もしそれが実現すれば、領民はお腹いっぱい果肉を食べられる上に、残ったゴミ(皮)が利益を生む産業に化けることになる。
「ええ。伯爵は乾燥させた皮を王都のフェルメール別邸へ送るだけ。私たちがそれを加工・販売し、利益は両家で折半……これで、互いに『貸し借りなし』の素晴らしい関係が築けますわね。オホホホホ!」
高笑いするセシリアを見上げながら、カイトはジト目で内心ぼやいた。
(……やれやれ、アンナに突っ込まれてから即興でビジネスモデルを組み立ておったぞ。この嬢ちゃんは相変わらず商魂たくましいのう。軽石も手に入れて、ここでも果実の皮を手に入れて、一番有意義な視察をしたのはこの嬢ちゃんたちじゃないか? まぁ好きにすればええが……)
興味なさそうにそっぽを向こうとしたカイトの耳元に、セシリアがスッと顔を寄せ、悪魔のように甘い声で囁いた。
「……カイト様。
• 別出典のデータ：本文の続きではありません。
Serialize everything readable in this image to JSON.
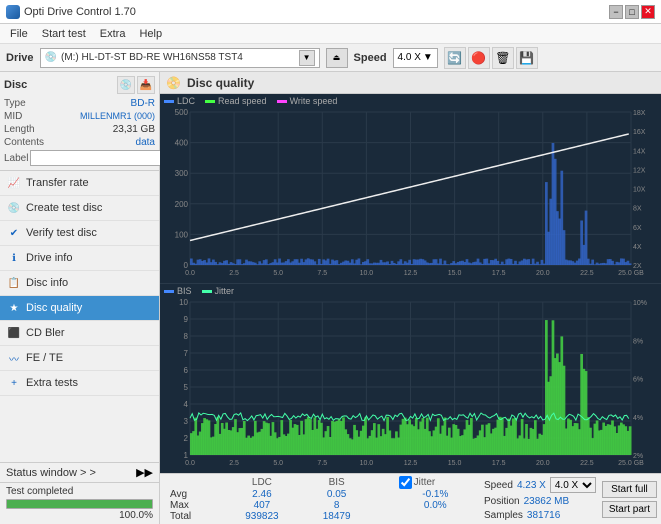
{
  "app": {
    "title": "Opti Drive Control 1.70",
    "icon": "opti-icon"
  },
  "titlebar": {
    "title": "Opti Drive Control 1.70",
    "minimize_label": "−",
    "maximize_label": "□",
    "close_label": "✕"
  },
  "menubar": {
    "items": [
      {
        "label": "File",
        "id": "file"
      },
      {
        "label": "Start test",
        "id": "start-test"
      },
      {
        "label": "Extra",
        "id": "extra"
      },
      {
        "label": "Help",
        "id": "help"
      }
    ]
  },
  "drivebar": {
    "drive_label": "Drive",
    "drive_value": "(M:)  HL-DT-ST BD-RE  WH16NS58 TST4",
    "speed_label": "Speed",
    "speed_value": "4.0 X",
    "eject_symbol": "⏏"
  },
  "disc": {
    "title": "Disc",
    "type_label": "Type",
    "type_value": "BD-R",
    "mid_label": "MID",
    "mid_value": "MILLENMR1 (000)",
    "length_label": "Length",
    "length_value": "23,31 GB",
    "contents_label": "Contents",
    "contents_value": "data",
    "label_label": "Label",
    "label_value": "",
    "label_placeholder": ""
  },
  "nav": {
    "items": [
      {
        "id": "transfer-rate",
        "label": "Transfer rate",
        "icon": "📈"
      },
      {
        "id": "create-test-disc",
        "label": "Create test disc",
        "icon": "💿"
      },
      {
        "id": "verify-test-disc",
        "label": "Verify test disc",
        "icon": "✔"
      },
      {
        "id": "drive-info",
        "label": "Drive info",
        "icon": "ℹ"
      },
      {
        "id": "disc-info",
        "label": "Disc info",
        "icon": "📋"
      },
      {
        "id": "disc-quality",
        "label": "Disc quality",
        "icon": "★",
        "active": true
      },
      {
        "id": "cd-bler",
        "label": "CD Bler",
        "icon": "⬛"
      },
      {
        "id": "fe-te",
        "label": "FE / TE",
        "icon": "〰"
      },
      {
        "id": "extra-tests",
        "label": "Extra tests",
        "icon": "+"
      }
    ]
  },
  "status": {
    "window_label": "Status window > >",
    "completed_text": "Test completed",
    "progress_percent": 100
  },
  "disc_quality": {
    "title": "Disc quality",
    "legend": {
      "ldc_label": "LDC",
      "read_label": "Read speed",
      "write_label": "Write speed",
      "bis_label": "BIS",
      "jitter_label": "Jitter"
    },
    "chart_top": {
      "y_max": 500,
      "y_right_max": 18,
      "x_max": 25,
      "y_labels": [
        "500",
        "400",
        "300",
        "200",
        "100"
      ],
      "y_right_labels": [
        "18X",
        "16X",
        "14X",
        "12X",
        "10X",
        "8X",
        "6X",
        "4X",
        "2X"
      ],
      "x_labels": [
        "0.0",
        "2.5",
        "5.0",
        "7.5",
        "10.0",
        "12.5",
        "15.0",
        "17.5",
        "20.0",
        "22.5",
        "25.0 GB"
      ]
    },
    "chart_bottom": {
      "y_max": 10,
      "y_right_max": 10,
      "x_max": 25,
      "y_labels": [
        "10",
        "9",
        "8",
        "7",
        "6",
        "5",
        "4",
        "3",
        "2",
        "1"
      ],
      "y_right_labels": [
        "10%",
        "8%",
        "6%",
        "4%",
        "2%"
      ],
      "x_labels": [
        "0.0",
        "2.5",
        "5.0",
        "7.5",
        "10.0",
        "12.5",
        "15.0",
        "17.5",
        "20.0",
        "22.5",
        "25.0 GB"
      ]
    },
    "stats": {
      "col_headers": [
        "LDC",
        "BIS",
        "",
        "Jitter",
        "Speed"
      ],
      "avg_label": "Avg",
      "avg_ldc": "2.46",
      "avg_bis": "0.05",
      "avg_jitter": "-0.1%",
      "max_label": "Max",
      "max_ldc": "407",
      "max_bis": "8",
      "max_jitter": "0.0%",
      "total_label": "Total",
      "total_ldc": "939823",
      "total_bis": "18479",
      "speed_avg": "4.23 X",
      "speed_select": "4.0 X",
      "position_label": "Position",
      "position_value": "23862 MB",
      "samples_label": "Samples",
      "samples_value": "381716",
      "jitter_checked": true,
      "jitter_label": "Jitter",
      "start_full_label": "Start full",
      "start_part_label": "Start part"
    }
  },
  "colors": {
    "accent_blue": "#1565c0",
    "chart_bg": "#1a2a3a",
    "chart_grid": "#2a3a4a",
    "ldc_color": "#4488ff",
    "read_color": "#44ff44",
    "write_color": "#ff44ff",
    "bis_color": "#4488ff",
    "jitter_color": "#44ffaa",
    "spike_color": "#44ff44",
    "active_nav": "#3c8fcf"
  }
}
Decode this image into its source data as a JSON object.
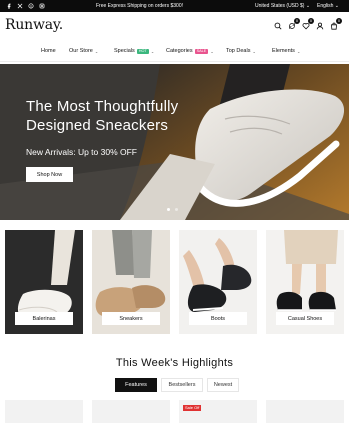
{
  "topbar": {
    "social": [
      "facebook-icon",
      "x-icon",
      "pinterest-icon",
      "instagram-icon"
    ],
    "announcement": "Free Express Shipping on orders $300!",
    "currency": "United States (USD $)",
    "language": "English"
  },
  "header": {
    "logo": "Runway.",
    "wishlist_count": "0",
    "compare_count": "0",
    "cart_count": "0"
  },
  "nav": {
    "items": [
      {
        "label": "Home"
      },
      {
        "label": "Our Store"
      },
      {
        "label": "Specials",
        "badge": "HOT",
        "badge_color": "#3bb77e"
      },
      {
        "label": "Categories",
        "badge": "SALE",
        "badge_color": "#e9548e"
      },
      {
        "label": "Top Deals"
      },
      {
        "label": "Elements"
      }
    ]
  },
  "hero": {
    "title": "The Most Thoughtfully Designed Sneackers",
    "subtitle": "New Arrivals: Up to 30% OFF",
    "button": "Shop Now"
  },
  "categories": [
    {
      "label": "Balerinas"
    },
    {
      "label": "Sneakers"
    },
    {
      "label": "Boots"
    },
    {
      "label": "Casual Shoes"
    }
  ],
  "highlights": {
    "title": "This Week's Highlights",
    "tabs": [
      "Features",
      "Bestsellers",
      "Newest"
    ],
    "sale_badge": "Sale Off"
  },
  "colors": {
    "topbar": "#0c0c0c",
    "accent": "#111111",
    "sale": "#e03232"
  }
}
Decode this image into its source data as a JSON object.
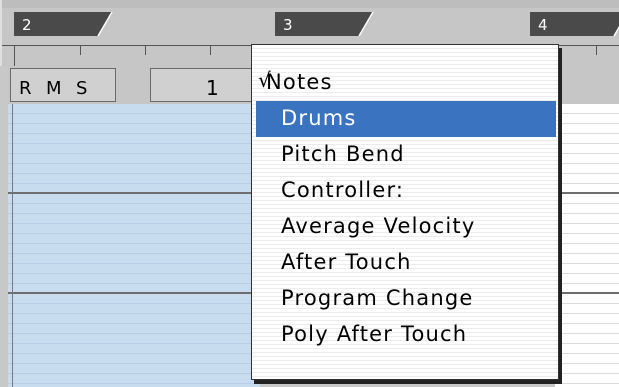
{
  "ruler": {
    "markers": [
      "2",
      "3",
      "4"
    ]
  },
  "track_header": {
    "buttons": [
      "R",
      "M",
      "S"
    ],
    "bar_label": "1"
  },
  "menu": {
    "items": [
      {
        "label": "Notes",
        "checked": "√"
      },
      {
        "label": "Drums"
      },
      {
        "label": "Pitch Bend"
      },
      {
        "label": "Controller:"
      },
      {
        "label": "Average Velocity"
      },
      {
        "label": "After Touch"
      },
      {
        "label": "Program Change"
      },
      {
        "label": "Poly After Touch"
      }
    ],
    "highlighted": "Drums"
  },
  "colors": {
    "highlight": "#3a73c0",
    "lane_blue": "#c8dcf0",
    "marker": "#4a4a4a"
  }
}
この化粧水が売れれば、巡り巡って、全部が『泥んこボーイの建設資金』になりますことよ?」
「!」
カイトの頭の中で、『化粧水』という単語が『大量の木材』『極上の石材』『優秀な人足の雇用費』へと一瞬で変換された。
「や、やる!! ぜったい、やる!!」
カイトは先ほどの「無欲な子供」から一転、オデール伯爵の手をガシッと両手で握りしめ、目を円マークにして鼻息を荒くした。
「おじちゃん! キズモノのフルーツの皮、いーっぱい干して王都に送ってね! ぜったいだよ!!」
「お、おお……カイト殿がそこまで言うのなら……」
先ほどまでの神聖な空気が一瞬で吹き飛び、あっけにとられる伯爵とウォルター。
「交渉成立ですわね。それではオデール伯爵、今後の取引の詳細は、王都の別邸宛に書状をお送りくださいませ。……さあ、参りますわよカイト様、アンナ!」
かくして、王都での魔法の実証実験に向けた帰還の途は、『廃棄フルーツを活用したフェルミエールブランドの化粧水ビジネス』という強烈な副産物を乗せて出発するのだった。